Chinese services account for one-fifth of Garuda’s total international passenger numbers, the airline notes. On a group level, this proportion rises to 7%.
In the wake of Saudi Arabia’s decision to suspend visa issuance for pilgrims and tourists on 27 February, Garuda says it is still operating 24 weekly flights from Jakarta to Jeddah and Madinah, partially to accommodate the return of pilgrims to Indonesia. The airline has not specified the financial impact of the visa suspension, but states its intent to “continue to fulfil its responsibilities in line with its [flight] schedule, and to comply with terms and conditions”.

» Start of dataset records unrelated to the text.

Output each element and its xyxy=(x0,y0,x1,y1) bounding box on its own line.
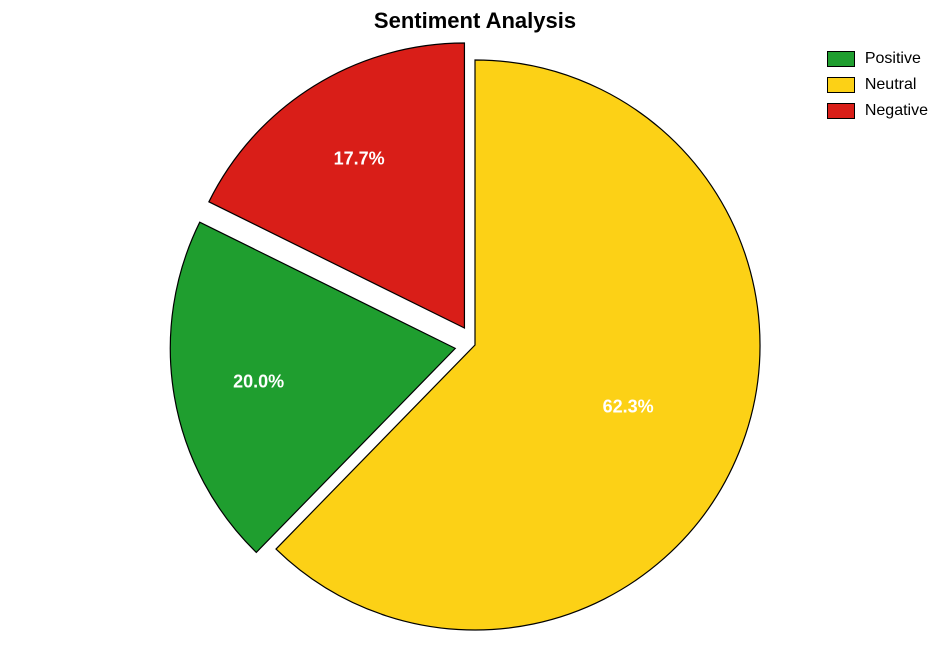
legend-item: Positive xyxy=(827,48,928,70)
slice-label: 17.7% xyxy=(334,148,385,169)
legend-label: Negative xyxy=(865,102,928,120)
legend-item: Negative xyxy=(827,100,928,122)
pie-chart xyxy=(0,0,950,662)
legend-label: Neutral xyxy=(865,76,917,94)
legend-item: Neutral xyxy=(827,74,928,96)
legend: Positive Neutral Negative xyxy=(827,48,928,126)
legend-swatch xyxy=(827,51,855,67)
legend-swatch xyxy=(827,103,855,119)
legend-swatch xyxy=(827,77,855,93)
slice-label: 62.3% xyxy=(603,397,654,418)
slice-label: 20.0% xyxy=(233,372,284,393)
legend-label: Positive xyxy=(865,50,921,68)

Discussions with aircraft lessors on lease extensions and rate reductions, as well as contract renegotiation with other parties, are also under way as the airline tries to reduce costs.
Garuda disclosed these measures after being queried by the Indonesia Stock Exchange on two reports dated 28 February in newspaper Tempo on Garuda’s international network and maturing debt, as well as a 27 February online report by CNBC Indonesia on the Saudi visa suspension.
Regarding the debt that will mature in the coming months, Garuda states that it is still sourcing financing both within Indonesia and overseas, and hopes to “secure the funding based on favourable market conditions, while still fulfilling the applicable regulations”.
The airline may consider using funds set aside for operations to pay off maturing debt, it adds.
Towards the end of February, Indonesia’s minister for state-owned enterprises Erick Thohir said that Jakarta was looking to restructure Garuda’s debts, as the maturity of one of its bonds, with a face value of $500 million, drew close. The bond in question is likely to be a 2015-issued, $500 million, 5.95% sukuk which matures in June.
At the start of this year, Garuda delayed plans to raise $900 million to refinance its debts, as its financial results for 2019 would not be ready for an extraordinary general meeting that was scheduled for January.
Garuda was planning to seek shareholder approval for three fundraising options: a global sukuk issuance, a private placement, or peer-to-peer lending. The fresh debt would have been used either to refinance the sukuk or clear debts with a one-year repayment term.